I used to follow this girl on Instagram. She was from my hometown, around my age and drop-dead gorgeous. She knew it, too. She would post scandalous selfies daily and pretend to be surprised when people called her pretty. Don't get me wrong, I'm not judging. If I took a picture where I looked half as good as most of the ones she posted I would plaster it on every social media I could. I followed her for motivation. I followed her in hopes of seeing someone like that every day would make me work out or get ready more than twice a week. However, in reality, it just sent my self-confidence downhill.
But we all know it doesn't stop there. I was looking at these adventure pages or traveling blogs feeling like I was boring for not doing the same.

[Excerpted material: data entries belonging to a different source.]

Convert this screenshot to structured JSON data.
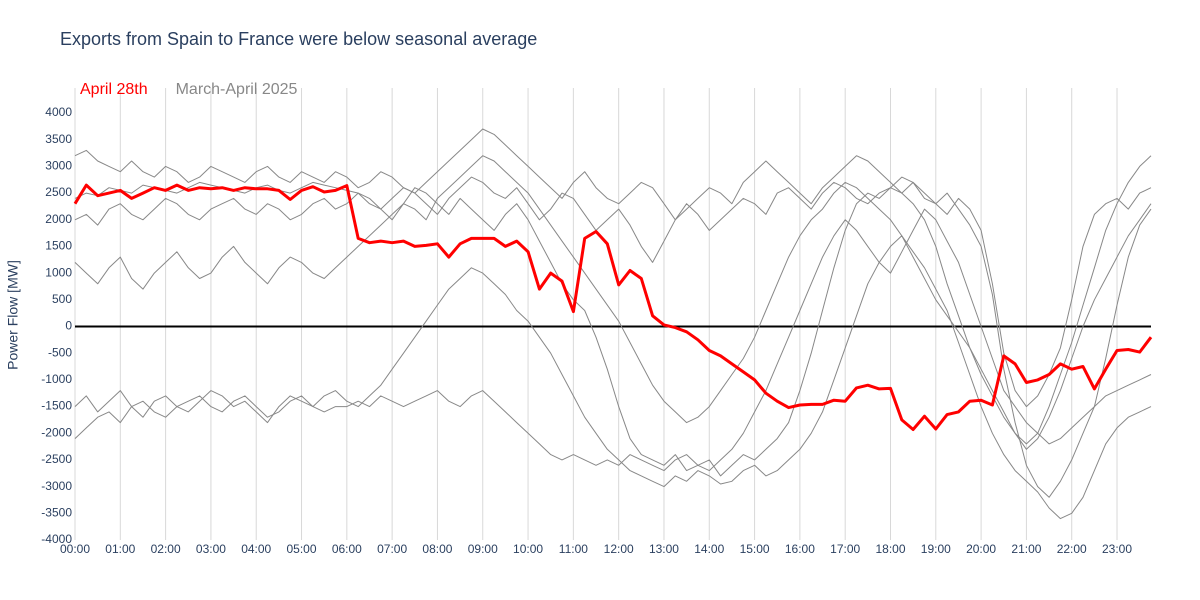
{
  "chart_data": {
    "type": "line",
    "title": "Exports from Spain to France were below seasonal average",
    "y_label": "Power Flow [MW]",
    "x": [
      0,
      15,
      30,
      45,
      60,
      75,
      90,
      105,
      120,
      135,
      150,
      165,
      180,
      195,
      210,
      225,
      240,
      255,
      270,
      285,
      300,
      315,
      330,
      345,
      360,
      375,
      390,
      405,
      420,
      435,
      450,
      465,
      480,
      495,
      510,
      525,
      540,
      555,
      570,
      585,
      600,
      615,
      630,
      645,
      660,
      675,
      690,
      705,
      720,
      735,
      750,
      765,
      780,
      795,
      810,
      825,
      840,
      855,
      870,
      885,
      900,
      915,
      930,
      945,
      960,
      975,
      990,
      1005,
      1020,
      1035,
      1050,
      1065,
      1080,
      1095,
      1110,
      1125,
      1140,
      1155,
      1170,
      1185,
      1200,
      1215,
      1230,
      1245,
      1260,
      1275,
      1290,
      1305,
      1320,
      1335,
      1350,
      1365,
      1380,
      1395,
      1410,
      1425
    ],
    "xlim": [
      0,
      1425
    ],
    "xticks": [
      {
        "value": 0,
        "label": "00:00"
      },
      {
        "value": 60,
        "label": "01:00"
      },
      {
        "value": 120,
        "label": "02:00"
      },
      {
        "value": 180,
        "label": "03:00"
      },
      {
        "value": 240,
        "label": "04:00"
      },
      {
        "value": 300,
        "label": "05:00"
      },
      {
        "value": 360,
        "label": "06:00"
      },
      {
        "value": 420,
        "label": "07:00"
      },
      {
        "value": 480,
        "label": "08:00"
      },
      {
        "value": 540,
        "label": "09:00"
      },
      {
        "value": 600,
        "label": "10:00"
      },
      {
        "value": 660,
        "label": "11:00"
      },
      {
        "value": 720,
        "label": "12:00"
      },
      {
        "value": 780,
        "label": "13:00"
      },
      {
        "value": 840,
        "label": "14:00"
      },
      {
        "value": 900,
        "label": "15:00"
      },
      {
        "value": 960,
        "label": "16:00"
      },
      {
        "value": 1020,
        "label": "17:00"
      },
      {
        "value": 1080,
        "label": "18:00"
      },
      {
        "value": 1140,
        "label": "19:00"
      },
      {
        "value": 1200,
        "label": "20:00"
      },
      {
        "value": 1260,
        "label": "21:00"
      },
      {
        "value": 1320,
        "label": "22:00"
      },
      {
        "value": 1380,
        "label": "23:00"
      }
    ],
    "ylim": [
      -4000,
      4000
    ],
    "yticks": [
      -4000,
      -3500,
      -3000,
      -2500,
      -2000,
      -1500,
      -1000,
      -500,
      0,
      500,
      1000,
      1500,
      2000,
      2500,
      3000,
      3500,
      4000
    ],
    "x_grid": true,
    "series": [
      {
        "name": "March-April 2025",
        "color": "#888888",
        "values": [
          [
            2400,
            2500,
            2450,
            2600,
            2550,
            2500,
            2650,
            2600,
            2550,
            2500,
            2600,
            2700,
            2650,
            2600,
            2550,
            2500,
            2600,
            2650,
            2550,
            2500,
            2600,
            2700,
            2650,
            2600,
            2550,
            2500,
            2300,
            2200,
            2400,
            2600,
            2500,
            2300,
            2100,
            2400,
            2600,
            2800,
            2700,
            2500,
            2400,
            2600,
            2300,
            2000,
            2200,
            2500,
            2400,
            2100,
            1800,
            2000,
            2200,
            1900,
            1500,
            1200,
            1600,
            2000,
            2300,
            2100,
            1800,
            2000,
            2200,
            2400,
            2300,
            2100,
            2500,
            2600,
            2400,
            2200,
            2500,
            2700,
            2600,
            2400,
            2300,
            2500,
            2600,
            2800,
            2700,
            2500,
            2300,
            2100,
            2400,
            2200,
            1800,
            800,
            -500,
            -1200,
            -1500,
            -1300,
            -900,
            -400,
            500,
            1500,
            2100,
            2300,
            2400,
            2200,
            2500,
            2600
          ],
          [
            2000,
            2100,
            1900,
            2200,
            2300,
            2100,
            2000,
            2200,
            2400,
            2300,
            2100,
            2000,
            2200,
            2300,
            2400,
            2200,
            2100,
            2300,
            2200,
            2000,
            2100,
            2300,
            2400,
            2200,
            2300,
            2500,
            2400,
            2200,
            2000,
            2300,
            2600,
            2500,
            2300,
            2100,
            2400,
            2200,
            2000,
            1800,
            2100,
            2300,
            2000,
            1600,
            1200,
            800,
            500,
            300,
            -200,
            -800,
            -1500,
            -2100,
            -2400,
            -2500,
            -2600,
            -2400,
            -2700,
            -2600,
            -2500,
            -2800,
            -2600,
            -2400,
            -2500,
            -2300,
            -2100,
            -1800,
            -1200,
            -500,
            300,
            1100,
            1800,
            2300,
            2500,
            2400,
            2600,
            2500,
            2700,
            2400,
            2300,
            2500,
            2200,
            1900,
            1500,
            600,
            -800,
            -1800,
            -2600,
            -3000,
            -3200,
            -2900,
            -2500,
            -2000,
            -1500,
            -600,
            400,
            1300,
            1900,
            2200
          ],
          [
            -1500,
            -1300,
            -1600,
            -1400,
            -1200,
            -1500,
            -1700,
            -1400,
            -1300,
            -1500,
            -1600,
            -1400,
            -1200,
            -1300,
            -1500,
            -1400,
            -1600,
            -1800,
            -1500,
            -1300,
            -1400,
            -1500,
            -1300,
            -1200,
            -1400,
            -1500,
            -1300,
            -1100,
            -800,
            -500,
            -200,
            100,
            400,
            700,
            900,
            1100,
            1000,
            800,
            600,
            300,
            100,
            -200,
            -500,
            -900,
            -1300,
            -1700,
            -2000,
            -2300,
            -2500,
            -2700,
            -2800,
            -2900,
            -3000,
            -2800,
            -2900,
            -2700,
            -2800,
            -2950,
            -2900,
            -2700,
            -2600,
            -2800,
            -2700,
            -2500,
            -2300,
            -2000,
            -1600,
            -1000,
            -400,
            200,
            800,
            1200,
            1500,
            1700,
            1400,
            1100,
            700,
            300,
            -300,
            -900,
            -1500,
            -2000,
            -2400,
            -2700,
            -2900,
            -3100,
            -3400,
            -3600,
            -3500,
            -3200,
            -2700,
            -2200,
            -1900,
            -1700,
            -1600,
            -1500
          ],
          [
            1200,
            1000,
            800,
            1100,
            1300,
            900,
            700,
            1000,
            1200,
            1400,
            1100,
            900,
            1000,
            1300,
            1500,
            1200,
            1000,
            800,
            1100,
            1300,
            1200,
            1000,
            900,
            1100,
            1300,
            1500,
            1700,
            1900,
            2100,
            2300,
            2200,
            2000,
            2400,
            2600,
            2800,
            3000,
            3200,
            3100,
            2900,
            2700,
            2500,
            2200,
            1900,
            1600,
            1300,
            1000,
            700,
            400,
            100,
            -300,
            -700,
            -1100,
            -1400,
            -1600,
            -1800,
            -1700,
            -1500,
            -1200,
            -900,
            -600,
            -200,
            300,
            800,
            1300,
            1700,
            2000,
            2200,
            2500,
            2700,
            2600,
            2400,
            2200,
            2000,
            1700,
            1300,
            900,
            500,
            200,
            -100,
            -400,
            -800,
            -1200,
            -1600,
            -2000,
            -2300,
            -2100,
            -1700,
            -1200,
            -600,
            0,
            500,
            900,
            1300,
            1700,
            2000,
            2300
          ],
          [
            3200,
            3300,
            3100,
            3000,
            2900,
            3100,
            2900,
            2800,
            3000,
            2900,
            2700,
            2800,
            3000,
            2900,
            2800,
            2700,
            2900,
            3000,
            2800,
            2700,
            2900,
            2800,
            2700,
            2900,
            2800,
            2600,
            2700,
            2900,
            2800,
            2600,
            2500,
            2700,
            2900,
            3100,
            3300,
            3500,
            3700,
            3600,
            3400,
            3200,
            3000,
            2800,
            2600,
            2400,
            2700,
            2900,
            2600,
            2400,
            2300,
            2500,
            2700,
            2600,
            2300,
            2000,
            2200,
            2400,
            2600,
            2500,
            2300,
            2700,
            2900,
            3100,
            2900,
            2700,
            2500,
            2300,
            2600,
            2800,
            3000,
            3200,
            3100,
            2900,
            2700,
            2500,
            2300,
            2000,
            1500,
            800,
            200,
            -400,
            -900,
            -1300,
            -1700,
            -2000,
            -2200,
            -2000,
            -1500,
            -900,
            -300,
            400,
            1100,
            1800,
            2300,
            2700,
            3000,
            3200
          ],
          [
            -2100,
            -1900,
            -1700,
            -1600,
            -1800,
            -1500,
            -1400,
            -1600,
            -1700,
            -1500,
            -1400,
            -1300,
            -1500,
            -1600,
            -1400,
            -1300,
            -1500,
            -1700,
            -1600,
            -1400,
            -1300,
            -1500,
            -1600,
            -1500,
            -1500,
            -1400,
            -1500,
            -1300,
            -1400,
            -1500,
            -1400,
            -1300,
            -1200,
            -1400,
            -1500,
            -1300,
            -1200,
            -1400,
            -1600,
            -1800,
            -2000,
            -2200,
            -2400,
            -2500,
            -2400,
            -2500,
            -2600,
            -2500,
            -2600,
            -2400,
            -2500,
            -2600,
            -2700,
            -2500,
            -2400,
            -2600,
            -2700,
            -2500,
            -2300,
            -2000,
            -1600,
            -1200,
            -700,
            -200,
            300,
            800,
            1300,
            1700,
            2000,
            1800,
            1500,
            1200,
            1000,
            1400,
            1800,
            2200,
            2000,
            1600,
            1200,
            600,
            0,
            -600,
            -1200,
            -1500,
            -1800,
            -2000,
            -2200,
            -2100,
            -1900,
            -1700,
            -1500,
            -1300,
            -1200,
            -1100,
            -1000,
            -900
          ]
        ]
      },
      {
        "name": "April 28th",
        "color": "#ff0000",
        "values": [
          2300,
          2650,
          2450,
          2500,
          2550,
          2400,
          2500,
          2600,
          2550,
          2650,
          2550,
          2600,
          2580,
          2600,
          2550,
          2600,
          2580,
          2580,
          2550,
          2380,
          2550,
          2620,
          2520,
          2550,
          2640,
          1650,
          1570,
          1600,
          1570,
          1600,
          1500,
          1520,
          1550,
          1300,
          1550,
          1650,
          1650,
          1650,
          1500,
          1600,
          1400,
          700,
          1000,
          850,
          280,
          1650,
          1780,
          1550,
          780,
          1050,
          900,
          200,
          30,
          -20,
          -100,
          -250,
          -450,
          -550,
          -700,
          -850,
          -1000,
          -1250,
          -1400,
          -1520,
          -1470,
          -1460,
          -1460,
          -1380,
          -1400,
          -1150,
          -1100,
          -1170,
          -1160,
          -1750,
          -1930,
          -1680,
          -1920,
          -1650,
          -1600,
          -1400,
          -1380,
          -1470,
          -550,
          -700,
          -1050,
          -1000,
          -900,
          -700,
          -800,
          -750,
          -1170,
          -800,
          -450,
          -430,
          -480,
          -200
        ]
      }
    ]
  }
}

It's like I forgot to take into consideration that working and being a full-time student doesn't really allow me to pick up and leave at any given time. I was comparing myself to the other girls at school who went and partied all the time while I was drowning or school. Or couples in cute relationships, when I was happily single. In reality, I didn't want to party on a Wednesday night or be in a relationship, but social media has a way of playing with your mind like that.

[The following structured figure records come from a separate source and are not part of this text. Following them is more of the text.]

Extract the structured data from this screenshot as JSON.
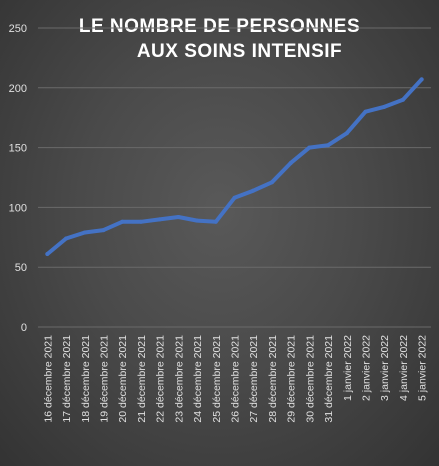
{
  "chart_data": {
    "type": "line",
    "title_lines": [
      "LE NOMBRE DE PERSONNES",
      "AUX SOINS INTENSIF"
    ],
    "xlabel": "",
    "ylabel": "",
    "ylim": [
      0,
      250
    ],
    "yticks": [
      0,
      50,
      100,
      150,
      200,
      250
    ],
    "grid": true,
    "legend": "none",
    "colors": {
      "line": "#4472c4",
      "grid": "#6a6a6a",
      "text": "#e0e0e0"
    },
    "categories": [
      "16 décembre 2021",
      "17 décembre 2021",
      "18 décembre 2021",
      "19 décembre 2021",
      "20 décembre 2021",
      "21 décembre 2021",
      "22 décembre 2021",
      "23 décembre 2021",
      "24 décembre 2021",
      "25 décembre 2021",
      "26 décembre 2021",
      "27 décembre 2021",
      "28 décembre 2021",
      "29 décembre 2021",
      "30 décembre 2021",
      "31 décembre 2021",
      "1 janvier 2022",
      "2 janvier 2022",
      "3 janvier 2022",
      "4 janvier 2022",
      "5 janvier 2022"
    ],
    "series": [
      {
        "values": [
          61,
          74,
          79,
          81,
          88,
          88,
          90,
          92,
          89,
          88,
          108,
          114,
          121,
          137,
          150,
          152,
          162,
          180,
          184,
          190,
          207
        ]
      }
    ]
  }
}
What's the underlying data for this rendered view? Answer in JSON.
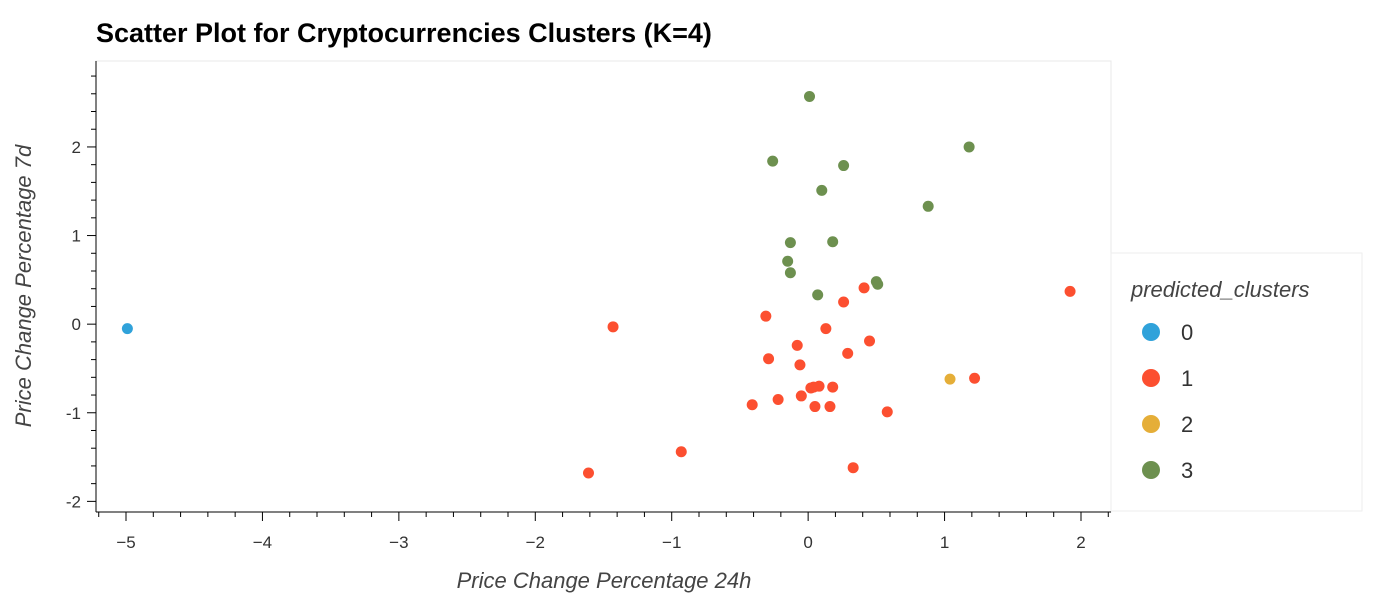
{
  "chart_data": {
    "type": "scatter",
    "title": "Scatter Plot for Cryptocurrencies Clusters (K=4)",
    "xlabel": "Price Change Percentage 24h",
    "ylabel": "Price Change Percentage 7d",
    "xlim": [
      -5.22,
      2.22
    ],
    "ylim": [
      -2.12,
      2.97
    ],
    "x_ticks": [
      -5,
      -4,
      -3,
      -2,
      -1,
      0,
      1,
      2
    ],
    "x_tick_labels": [
      "−5",
      "−4",
      "−3",
      "−2",
      "−1",
      "0",
      "1",
      "2"
    ],
    "y_ticks": [
      -2,
      -1,
      0,
      1,
      2
    ],
    "y_tick_labels": [
      "-2",
      "-1",
      "0",
      "1",
      "2"
    ],
    "grid": false,
    "legend": {
      "title": "predicted_clusters",
      "placement": "right"
    },
    "series": [
      {
        "name": "0",
        "color": "#30a2da",
        "points": [
          [
            -4.99,
            -0.05
          ]
        ]
      },
      {
        "name": "1",
        "color": "#fc4f30",
        "points": [
          [
            -1.43,
            -0.03
          ],
          [
            -1.61,
            -1.68
          ],
          [
            -0.93,
            -1.44
          ],
          [
            -0.41,
            -0.91
          ],
          [
            -0.31,
            0.09
          ],
          [
            -0.29,
            -0.39
          ],
          [
            -0.22,
            -0.85
          ],
          [
            -0.08,
            -0.24
          ],
          [
            -0.06,
            -0.46
          ],
          [
            -0.05,
            -0.81
          ],
          [
            0.02,
            -0.72
          ],
          [
            0.04,
            -0.71
          ],
          [
            0.05,
            -0.93
          ],
          [
            0.08,
            -0.7
          ],
          [
            0.13,
            -0.05
          ],
          [
            0.16,
            -0.93
          ],
          [
            0.18,
            -0.71
          ],
          [
            0.26,
            0.25
          ],
          [
            0.29,
            -0.33
          ],
          [
            0.33,
            -1.62
          ],
          [
            0.41,
            0.41
          ],
          [
            0.45,
            -0.19
          ],
          [
            0.58,
            -0.99
          ],
          [
            1.22,
            -0.61
          ],
          [
            1.92,
            0.37
          ]
        ]
      },
      {
        "name": "2",
        "color": "#e5ae38",
        "points": [
          [
            1.04,
            -0.62
          ]
        ]
      },
      {
        "name": "3",
        "color": "#6d904f",
        "points": [
          [
            0.01,
            2.57
          ],
          [
            -0.26,
            1.84
          ],
          [
            0.26,
            1.79
          ],
          [
            0.1,
            1.51
          ],
          [
            1.18,
            2.0
          ],
          [
            0.88,
            1.33
          ],
          [
            -0.13,
            0.92
          ],
          [
            0.18,
            0.93
          ],
          [
            -0.15,
            0.71
          ],
          [
            -0.13,
            0.58
          ],
          [
            0.07,
            0.33
          ],
          [
            0.5,
            0.48
          ],
          [
            0.51,
            0.45
          ]
        ]
      }
    ]
  }
}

So, I unfollowed her. Then I started unfollowing all the other sites that made me self-conscious. I soon realized how much of my life I compared to social media. There was only one thing I could do, I had to get rid of it.

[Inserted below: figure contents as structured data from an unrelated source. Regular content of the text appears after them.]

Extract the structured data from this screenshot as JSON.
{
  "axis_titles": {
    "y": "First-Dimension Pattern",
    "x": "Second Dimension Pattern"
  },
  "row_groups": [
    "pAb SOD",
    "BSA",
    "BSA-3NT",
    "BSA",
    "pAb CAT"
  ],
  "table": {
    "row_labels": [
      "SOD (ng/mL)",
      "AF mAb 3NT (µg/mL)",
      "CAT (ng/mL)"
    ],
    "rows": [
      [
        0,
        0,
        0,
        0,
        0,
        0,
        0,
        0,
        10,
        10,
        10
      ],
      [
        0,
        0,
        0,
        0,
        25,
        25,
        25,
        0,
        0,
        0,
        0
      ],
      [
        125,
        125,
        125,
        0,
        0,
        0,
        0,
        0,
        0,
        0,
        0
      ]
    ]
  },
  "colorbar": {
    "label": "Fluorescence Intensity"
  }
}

I'm not going to lie, it was very difficult at first, but it taught me a lot about myself. It taught me how superficial I had been. I recognized how much content I had been posting to make myself look interesting or cool. I had been giving up living in the moment just to make sure everyone else knew the amazing moments I was a part of.
It showed me the value of thinking. I know that sounds weird, but when you're sitting at a stoplight or in a waiting room without any phone to occupy you, you need to do something with your time. Instead of scrolling through Instagram, I'd think about good memories or the people in my life. I became such a happier person.
If you're not ready to give social media up, don't force it. It was best for me to quit cold turkey, but I understand that's not for everyone. So instead, here's my challenge to you: Try and replace screen time with real-life moments. Try carrying around a book or journal so when you have a period of downtime you have something else to occupy your mind that actually helps you grow. If you have a really cool experience, then put your phone in your pocket and don't use it again until you're done.
When you're with your friends be with your friends. Enjoy the tangible things in life instead of the digital ones. Don't let your world pass by being so focused on everyone else's. When you're retired and sitting on your front porch, I promise you that you won't be reminiscing about how many followers you had in college. Make your memories, make your stories and make your real-life presence better than your virtual one.